ICYMI, a federal Trump-appointed judge in Florida yesterday voided the mask mandate for airplanes and other forms of public transportation, which the Centers for Disease Control had recently extended through May 3. As of press time, White House Press Secretary Jen Psaki said the administration was reviewing the decision, had not decided whether or not to appeal, but continued to recommend passengers wear masks. The Transportation Security Administration will reportedly stop enforcing the federal mask mandate following yesterday’s court ruling. City of Santa Fe Communications Director Dave Herndon told SFR the city also “supports the CDC recommendation that people continue to wear masks in enclosed public transportation settings to help prevent further spread of the virus.”
You can read all of SFR’s COVID-19 coverage here.

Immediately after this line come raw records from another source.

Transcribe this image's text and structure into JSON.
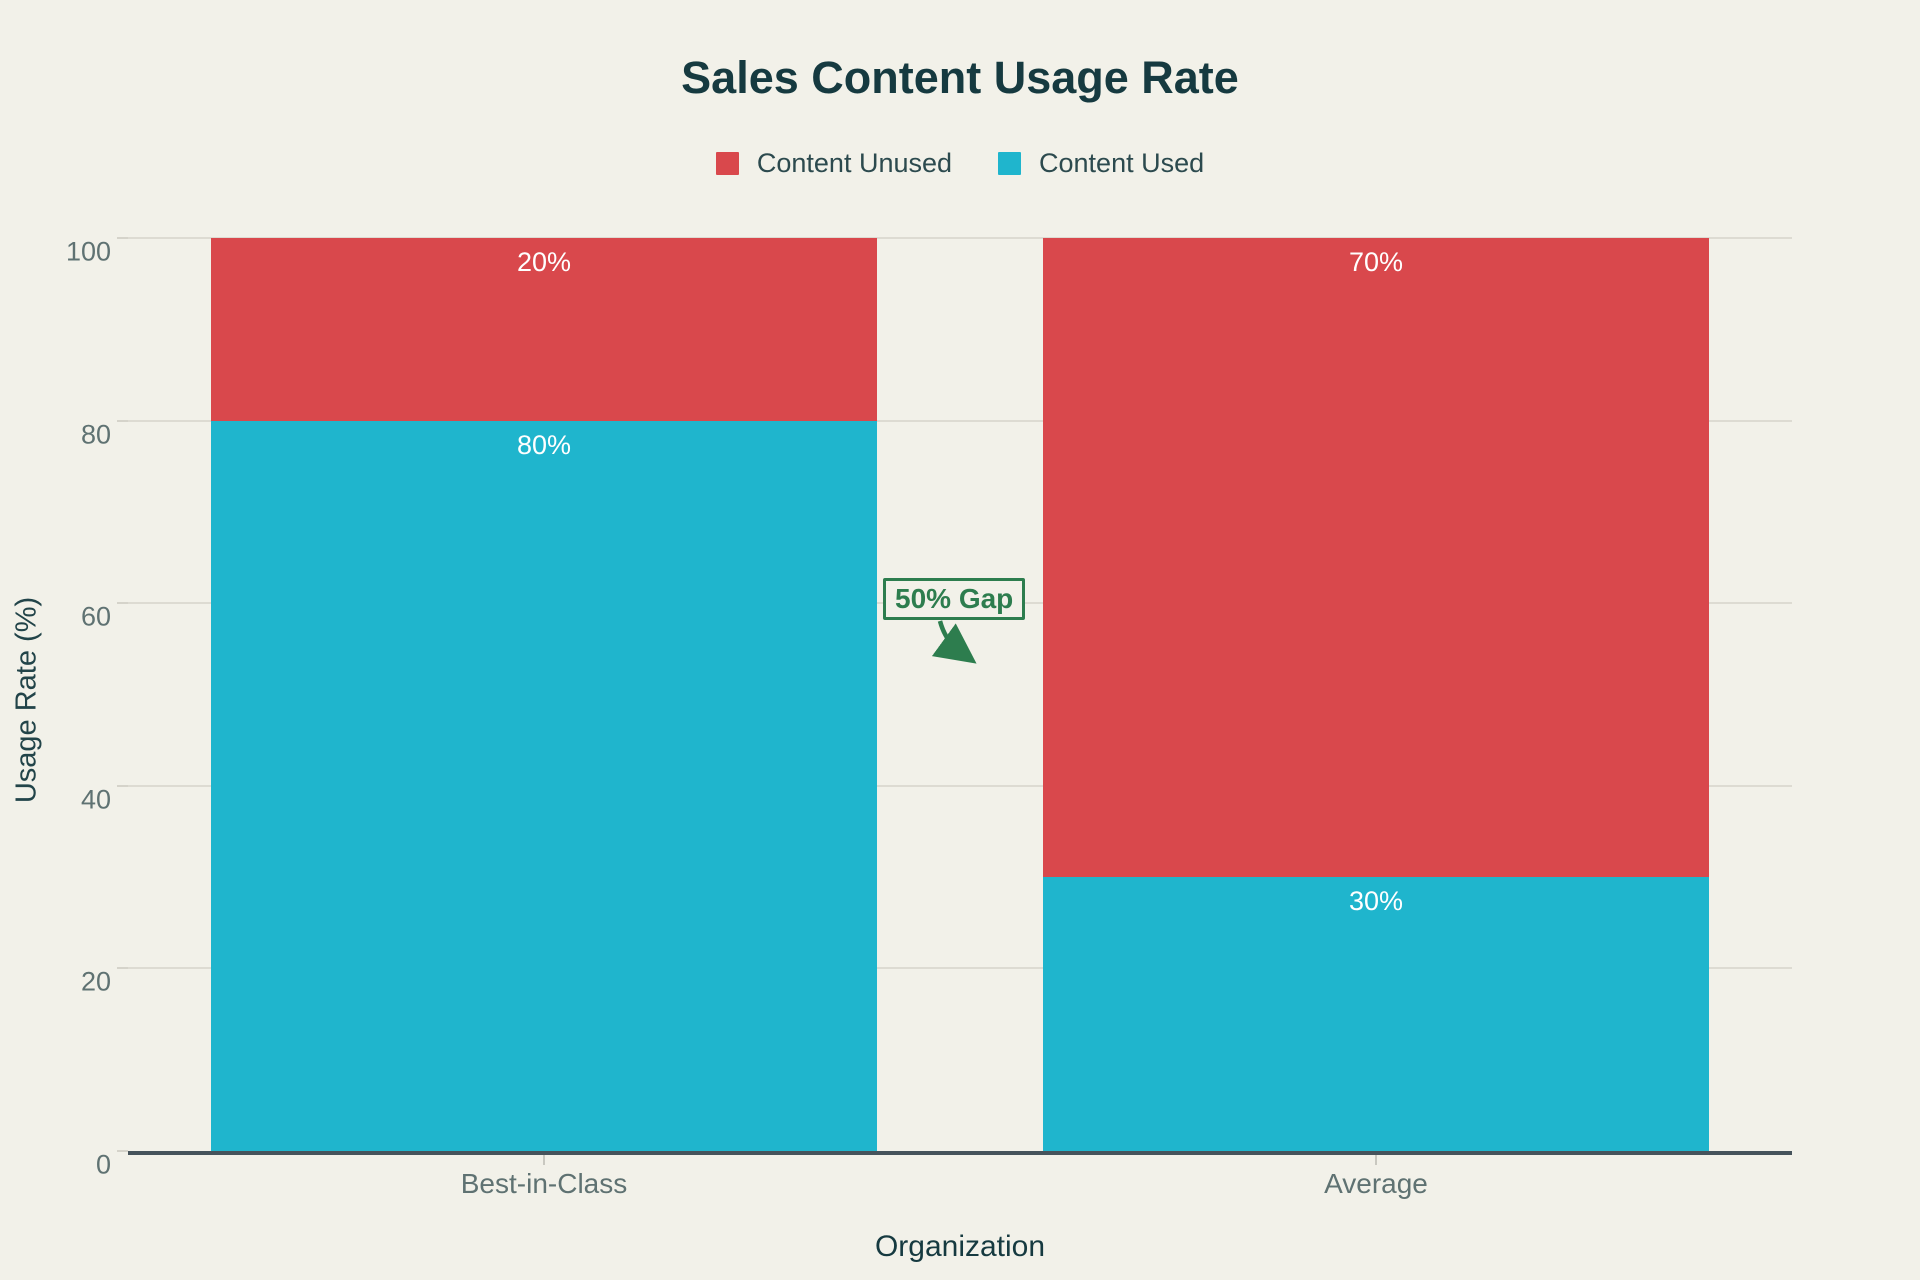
{
  "page": {
    "background": "#F2F1E9",
    "title_color": "#163A40",
    "tick_label_color": "#5F7272",
    "gridline_color": "#DDDBD2",
    "axis_line_color": "#46535B"
  },
  "chart_data": {
    "type": "bar",
    "variant": "stacked-column",
    "title": "Sales Content Usage Rate",
    "xlabel": "Organization",
    "ylabel": "Usage Rate (%)",
    "categories": [
      "Best-in-Class",
      "Average"
    ],
    "series": [
      {
        "name": "Content Used",
        "color": "#1FB5CD",
        "values": [
          80,
          30
        ]
      },
      {
        "name": "Content Unused",
        "color": "#D9484C",
        "values": [
          20,
          70
        ]
      }
    ],
    "value_label_format": "{value}%",
    "ylim": [
      0,
      100
    ],
    "yticks": [
      0,
      20,
      40,
      60,
      80,
      100
    ],
    "grid": true,
    "legend_position": "top",
    "legend_order": [
      "Content Unused",
      "Content Used"
    ],
    "annotation": {
      "text": "50% Gap",
      "color": "#2D7D4E"
    }
  }
}
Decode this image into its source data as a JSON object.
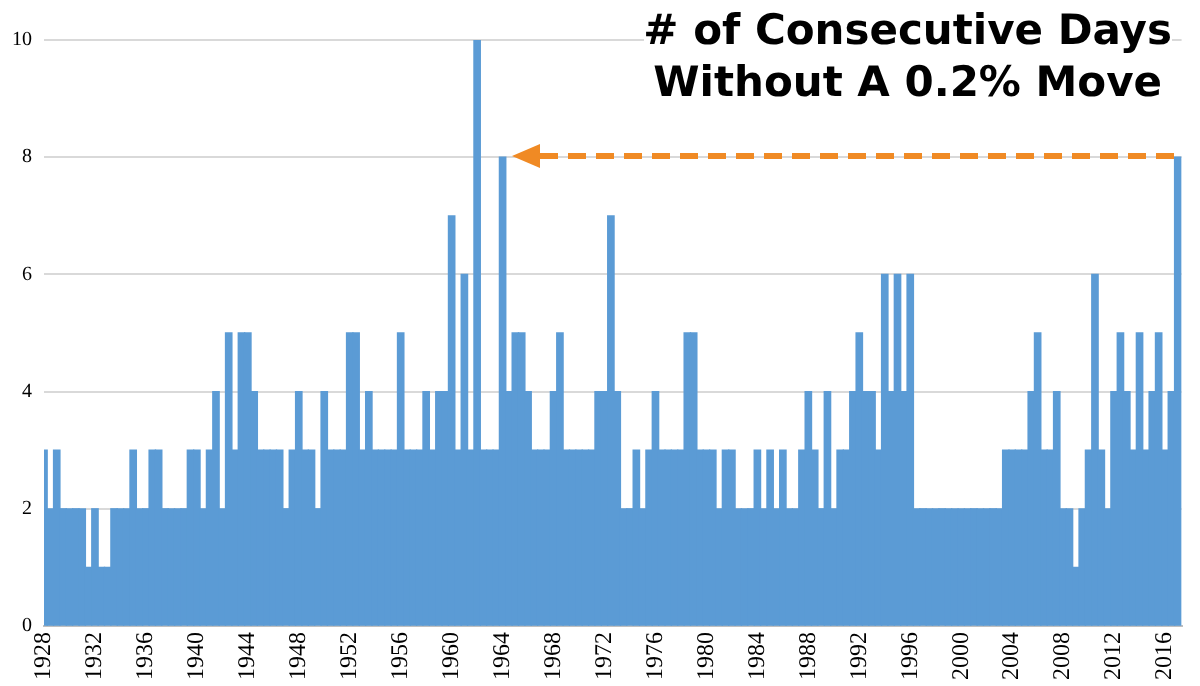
{
  "chart_data": {
    "type": "bar",
    "title": "# of Consecutive Days\nWithout A 0.2% Move",
    "x": [
      1928,
      1928.5,
      1929,
      1929.5,
      1930,
      1930.5,
      1931,
      1931.5,
      1932,
      1932.5,
      1933,
      1933.5,
      1934,
      1934.5,
      1935,
      1935.5,
      1936,
      1936.5,
      1937,
      1937.5,
      1938,
      1938.5,
      1939,
      1939.5,
      1940,
      1940.5,
      1941,
      1941.5,
      1942,
      1942.5,
      1943,
      1943.5,
      1944,
      1944.5,
      1945,
      1945.5,
      1946,
      1946.5,
      1947,
      1947.5,
      1948,
      1948.5,
      1949,
      1949.5,
      1950,
      1950.5,
      1951,
      1951.5,
      1952,
      1952.5,
      1953,
      1953.5,
      1954,
      1954.5,
      1955,
      1955.5,
      1956,
      1956.5,
      1957,
      1957.5,
      1958,
      1958.5,
      1959,
      1959.5,
      1960,
      1960.5,
      1961,
      1961.5,
      1962,
      1962.5,
      1963,
      1963.5,
      1964,
      1964.5,
      1965,
      1965.5,
      1966,
      1966.5,
      1967,
      1967.5,
      1968,
      1968.5,
      1969,
      1969.5,
      1970,
      1970.5,
      1971,
      1971.5,
      1972,
      1972.5,
      1973,
      1973.5,
      1974,
      1974.5,
      1975,
      1975.5,
      1976,
      1976.5,
      1977,
      1977.5,
      1978,
      1978.5,
      1979,
      1979.5,
      1980,
      1980.5,
      1981,
      1981.5,
      1982,
      1982.5,
      1983,
      1983.5,
      1984,
      1984.5,
      1985,
      1985.5,
      1986,
      1986.5,
      1987,
      1987.5,
      1988,
      1988.5,
      1989,
      1989.5,
      1990,
      1990.5,
      1991,
      1991.5,
      1992,
      1992.5,
      1993,
      1993.5,
      1994,
      1994.5,
      1995,
      1995.5,
      1996,
      1996.5,
      1997,
      1997.5,
      1998,
      1998.5,
      1999,
      1999.5,
      2000,
      2000.5,
      2001,
      2001.5,
      2002,
      2002.5,
      2003,
      2003.5,
      2004,
      2004.5,
      2005,
      2005.5,
      2006,
      2006.5,
      2007,
      2007.5,
      2008,
      2008.5,
      2009,
      2009.5,
      2010,
      2010.5,
      2011,
      2011.5,
      2012,
      2012.5,
      2013,
      2013.5,
      2014,
      2014.5,
      2015,
      2015.5,
      2016,
      2016.5,
      2017
    ],
    "values": [
      3,
      2,
      3,
      2,
      2,
      2,
      2,
      1,
      2,
      1,
      1,
      2,
      2,
      2,
      3,
      2,
      2,
      3,
      3,
      2,
      2,
      2,
      2,
      3,
      3,
      2,
      3,
      4,
      2,
      5,
      3,
      5,
      5,
      4,
      3,
      3,
      3,
      3,
      2,
      3,
      4,
      3,
      3,
      2,
      4,
      3,
      3,
      3,
      5,
      5,
      3,
      4,
      3,
      3,
      3,
      3,
      5,
      3,
      3,
      3,
      4,
      3,
      4,
      4,
      7,
      3,
      6,
      3,
      10,
      3,
      3,
      3,
      8,
      4,
      5,
      5,
      4,
      3,
      3,
      3,
      4,
      5,
      3,
      3,
      3,
      3,
      3,
      4,
      4,
      7,
      4,
      2,
      2,
      3,
      2,
      3,
      4,
      3,
      3,
      3,
      3,
      5,
      5,
      3,
      3,
      3,
      2,
      3,
      3,
      2,
      2,
      2,
      3,
      2,
      3,
      2,
      3,
      2,
      2,
      3,
      4,
      3,
      2,
      4,
      2,
      3,
      3,
      4,
      5,
      4,
      4,
      3,
      6,
      4,
      6,
      4,
      6,
      2,
      2,
      2,
      2,
      2,
      2,
      2,
      2,
      2,
      2,
      2,
      2,
      2,
      2,
      3,
      3,
      3,
      3,
      4,
      5,
      3,
      3,
      4,
      2,
      2,
      1,
      2,
      3,
      6,
      3,
      2,
      4,
      5,
      4,
      3,
      5,
      3,
      4,
      5,
      3,
      4,
      8
    ],
    "color": "#5b9bd5",
    "xlim": [
      1928,
      2017.3
    ],
    "xticks": [
      1928,
      1932,
      1936,
      1940,
      1944,
      1948,
      1952,
      1956,
      1960,
      1964,
      1968,
      1972,
      1976,
      1980,
      1984,
      1988,
      1992,
      1996,
      2000,
      2004,
      2008,
      2012,
      2016
    ],
    "ylim": [
      0,
      10
    ],
    "yticks": [
      0,
      2,
      4,
      6,
      8,
      10
    ],
    "grid": "y"
  }
}
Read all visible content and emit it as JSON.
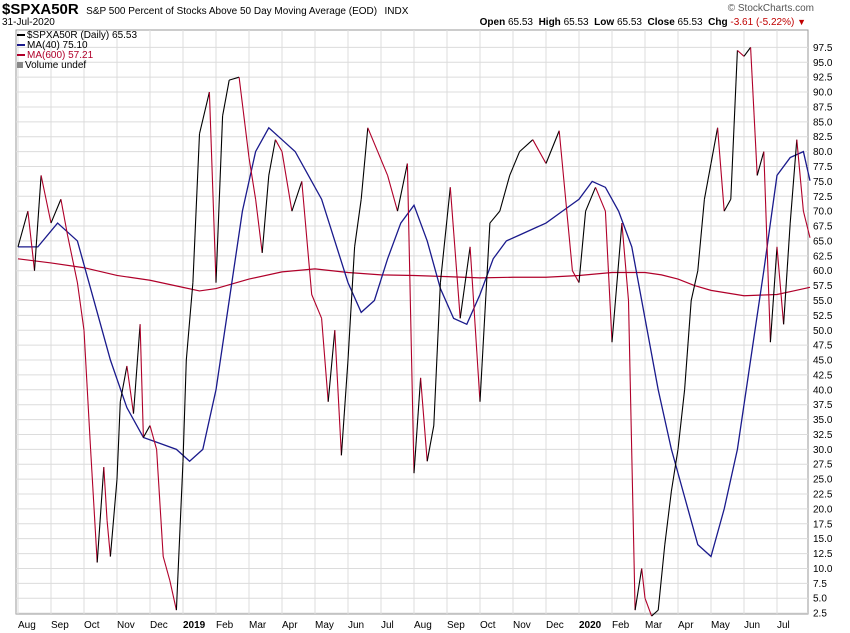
{
  "header": {
    "symbol": "$SPXA50R",
    "description": "S&P 500 Percent of Stocks Above 50 Day Moving Average (EOD)",
    "exchange": "INDX",
    "date": "31-Jul-2020",
    "brand": "© StockCharts.com",
    "open_label": "Open",
    "open": "65.53",
    "high_label": "High",
    "high": "65.53",
    "low_label": "Low",
    "low": "65.53",
    "close_label": "Close",
    "close": "65.53",
    "chg_label": "Chg",
    "chg": "-3.61 (-5.22%)"
  },
  "legend": {
    "price": "$SPXA50R (Daily) 65.53",
    "ma40": "MA(40) 75.10",
    "ma600": "MA(600) 57.21",
    "volume": "Volume undef"
  },
  "colors": {
    "up": "#000000",
    "down": "#b0002a",
    "ma40": "#1a1a8c",
    "ma600": "#b0002a",
    "grid": "#dcdcdc",
    "axis_text": "#000000"
  },
  "chart_data": {
    "type": "line",
    "title": "S&P 500 Percent of Stocks Above 50 Day Moving Average (EOD)",
    "y_range": [
      0,
      100
    ],
    "y_ticks": [
      2.5,
      5.0,
      7.5,
      10.0,
      12.5,
      15.0,
      17.5,
      20.0,
      22.5,
      25.0,
      27.5,
      30.0,
      32.5,
      35.0,
      37.5,
      40.0,
      42.5,
      45.0,
      47.5,
      50.0,
      52.5,
      55.0,
      57.5,
      60.0,
      62.5,
      65.0,
      67.5,
      70.0,
      72.5,
      75.0,
      77.5,
      80.0,
      82.5,
      85.0,
      87.5,
      90.0,
      92.5,
      95.0,
      97.5
    ],
    "x_ticks": [
      {
        "label": "Aug",
        "m": 0
      },
      {
        "label": "Sep",
        "m": 1
      },
      {
        "label": "Oct",
        "m": 2
      },
      {
        "label": "Nov",
        "m": 3
      },
      {
        "label": "Dec",
        "m": 4
      },
      {
        "label": "2019",
        "m": 5,
        "bold": true
      },
      {
        "label": "Feb",
        "m": 6
      },
      {
        "label": "Mar",
        "m": 7
      },
      {
        "label": "Apr",
        "m": 8
      },
      {
        "label": "May",
        "m": 9
      },
      {
        "label": "Jun",
        "m": 10
      },
      {
        "label": "Jul",
        "m": 11
      },
      {
        "label": "Aug",
        "m": 12
      },
      {
        "label": "Sep",
        "m": 13
      },
      {
        "label": "Oct",
        "m": 14
      },
      {
        "label": "Nov",
        "m": 15
      },
      {
        "label": "Dec",
        "m": 16
      },
      {
        "label": "2020",
        "m": 17,
        "bold": true
      },
      {
        "label": "Feb",
        "m": 18
      },
      {
        "label": "Mar",
        "m": 19
      },
      {
        "label": "Apr",
        "m": 20
      },
      {
        "label": "May",
        "m": 21
      },
      {
        "label": "Jun",
        "m": 22
      },
      {
        "label": "Jul",
        "m": 23
      }
    ],
    "series": [
      {
        "name": "$SPXA50R (Daily)",
        "months": [
          0.0,
          0.3,
          0.5,
          0.7,
          1.0,
          1.3,
          1.5,
          1.8,
          2.0,
          2.2,
          2.4,
          2.6,
          2.7,
          2.8,
          3.0,
          3.1,
          3.3,
          3.5,
          3.7,
          3.8,
          4.0,
          4.2,
          4.4,
          4.6,
          4.8,
          5.0,
          5.1,
          5.3,
          5.5,
          5.8,
          6.0,
          6.2,
          6.4,
          6.7,
          7.0,
          7.2,
          7.4,
          7.6,
          7.8,
          8.0,
          8.3,
          8.6,
          8.9,
          9.2,
          9.4,
          9.6,
          9.8,
          10.0,
          10.2,
          10.4,
          10.6,
          10.9,
          11.2,
          11.5,
          11.8,
          12.0,
          12.2,
          12.4,
          12.6,
          12.8,
          13.1,
          13.4,
          13.7,
          14.0,
          14.3,
          14.6,
          14.9,
          15.2,
          15.6,
          16.0,
          16.4,
          16.8,
          17.0,
          17.2,
          17.5,
          17.8,
          18.0,
          18.3,
          18.5,
          18.7,
          18.9,
          19.0,
          19.2,
          19.4,
          19.6,
          19.8,
          20.0,
          20.2,
          20.4,
          20.6,
          20.8,
          21.0,
          21.2,
          21.4,
          21.6,
          21.8,
          22.0,
          22.2,
          22.4,
          22.6,
          22.8,
          23.0,
          23.2,
          23.4,
          23.6,
          23.8,
          24.0
        ],
        "values": [
          64.0,
          70.0,
          60.0,
          76.0,
          68.0,
          72.0,
          66.0,
          58.0,
          50.0,
          30.0,
          11.0,
          27.0,
          18.0,
          12.0,
          25.0,
          38.0,
          44.0,
          36.0,
          51.0,
          32.0,
          34.0,
          30.0,
          12.0,
          8.0,
          3.0,
          28.0,
          45.0,
          58.0,
          83.0,
          90.0,
          58.0,
          86.0,
          92.0,
          92.5,
          79.0,
          72.0,
          63.0,
          76.0,
          82.0,
          80.0,
          70.0,
          75.0,
          56.0,
          52.0,
          38.0,
          50.0,
          29.0,
          45.0,
          64.0,
          72.0,
          84.0,
          80.0,
          76.0,
          70.0,
          78.0,
          26.0,
          42.0,
          28.0,
          34.0,
          58.0,
          74.0,
          52.0,
          64.0,
          38.0,
          68.0,
          70.0,
          76.0,
          80.0,
          82.0,
          78.0,
          83.5,
          60.0,
          58.0,
          70.0,
          74.0,
          70.0,
          48.0,
          68.0,
          55.0,
          3.0,
          10.0,
          5.0,
          2.0,
          3.0,
          14.0,
          23.0,
          30.0,
          40.0,
          55.0,
          60.0,
          72.0,
          78.0,
          84.0,
          70.0,
          72.0,
          97.0,
          96.0,
          97.5,
          76.0,
          80.0,
          48.0,
          64.0,
          51.0,
          68.0,
          82.0,
          70.0,
          65.53
        ]
      },
      {
        "name": "MA(40)",
        "months": [
          0.0,
          0.6,
          1.2,
          1.8,
          2.3,
          2.8,
          3.3,
          3.8,
          4.3,
          4.8,
          5.2,
          5.6,
          6.0,
          6.4,
          6.8,
          7.2,
          7.6,
          8.0,
          8.4,
          8.8,
          9.2,
          9.6,
          10.0,
          10.4,
          10.8,
          11.2,
          11.6,
          12.0,
          12.4,
          12.8,
          13.2,
          13.6,
          14.0,
          14.4,
          14.8,
          15.2,
          15.6,
          16.0,
          16.5,
          17.0,
          17.4,
          17.8,
          18.2,
          18.6,
          19.0,
          19.4,
          19.8,
          20.2,
          20.6,
          21.0,
          21.4,
          21.8,
          22.2,
          22.6,
          23.0,
          23.4,
          23.8,
          24.0
        ],
        "values": [
          64.0,
          64.0,
          68.0,
          65.0,
          55.0,
          45.0,
          37.0,
          32.0,
          31.0,
          30.0,
          28.0,
          30.0,
          40.0,
          55.0,
          70.0,
          80.0,
          84.0,
          82.0,
          80.0,
          76.0,
          72.0,
          65.0,
          58.0,
          53.0,
          55.0,
          62.0,
          68.0,
          71.0,
          65.0,
          57.0,
          52.0,
          51.0,
          56.0,
          62.0,
          65.0,
          66.0,
          67.0,
          68.0,
          70.0,
          72.0,
          75.0,
          74.0,
          70.0,
          64.0,
          52.0,
          40.0,
          30.0,
          22.0,
          14.0,
          12.0,
          20.0,
          30.0,
          45.0,
          60.0,
          76.0,
          79.0,
          80.0,
          75.1
        ]
      },
      {
        "name": "MA(600)",
        "months": [
          0.0,
          1.0,
          2.0,
          3.0,
          4.0,
          5.0,
          5.5,
          6.0,
          7.0,
          8.0,
          9.0,
          10.0,
          11.0,
          12.0,
          13.0,
          14.0,
          15.0,
          16.0,
          17.0,
          18.0,
          19.0,
          19.5,
          20.0,
          20.5,
          21.0,
          22.0,
          23.0,
          23.5,
          24.0
        ],
        "values": [
          62.0,
          61.3,
          60.5,
          59.2,
          58.4,
          57.2,
          56.6,
          57.0,
          58.6,
          59.8,
          60.3,
          59.7,
          59.3,
          59.2,
          59.0,
          58.8,
          58.9,
          58.9,
          59.2,
          59.7,
          59.7,
          59.3,
          58.6,
          57.5,
          56.7,
          55.8,
          56.0,
          56.6,
          57.21
        ]
      }
    ]
  }
}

KSFR’s Garden Journal podcast delves into restorative agriculture on its most recent episode, hosted by Carrie Core, and featuring Aaron Lowden, the ancestral lands program manager for Acoma Pueblo. Lowden was the keynote speaker for last month’s Regenerative Agriculture Day (if you want even more soil-related conversation, be sure to check out the NM Healthy Soil Working Group’s YouTube playlist of Soil Stories). The Guardian also spent some time with Lowden for a story published yesterday on Indigenous seed-keeping in New Mexico.
A taxing story
The New Yorker magazine marked yesterday’s tax deadline with a story about an Albuquerque resident’s travails when she began filing again last year for the first time in a decade. The 10 years during which Gabriela Gallegos did not file included plenty of hardship, including her abusive husband’s murder and her own struggle with addiction. Clean for five years last year and being paid as a parent mentor at the New Mexico Family Advocacy Program, Gallegos took herself off her mother’s return as a dependent, making her eligible for tax credits and stimulus checks. We won’t spoil the story, except to say it involves the IRS and the federal government, so nothing goes smoothly. Gallegos also encounters issues of her own, including a high car payment that drained her savings. She was hoping to receive a full child tax credit with her 2021 filing, but wasn’t counting on it. “I don’t trust the government,” she said. “There’s just so much going on—mixing up the mail.” She had also tired of calling the IRS “being put on hold for hours, and getting off the phone more confused than she was before.” She tells the New Yorker: “It irritates me that I worked my ass off, and people just got money sitting around,” she said. She added, “Like, who doesn’t get their taxes until the following year? Like, who doesn’t get the tax credit? Me, I guess.”
Force of nature
New Mexico’s natural beauty receives some recognition, with inclusion in Forbes magazine’s roundup of the best places to stop and smell the roses (and other types of flowers) in the US this spring, with a specific shout-out to the Carson National Forest, where a hike on the Williams Lake trail from Taos Ski Valley “features vibrant colors of flowers like Osha, yellow avens, Richardson’s geranium, Parry’s thistle, pink common yarrow, light purple Jacob’s ladder, and more.” Be sure to peruse New Mexico Magazine’s recent primer on the state’s wildflowers as well. Backpacker magazine also pays tribute to the state in its collection of top “natural phenomena,” of which Valles Caldera is one. A stand-alone story explains Valle Caldera’s volcanic history (and its relationship to New Mexico’s Mars-like geology). Backpacker notes Valles Caldera is most likely dormant rather than extinct, “which is all the more reason to get to know this geothermal gem before she blows again.”
Is it fall yet?
Wind advisories and red flag warnings continue today. The National Weather Service forecasts mostly sunny skies with a high near 79 degrees and southeast wind 10 to 20 mph becoming west 20 to 30 mph in the afternoon. Winds could gust as high as 40 mph.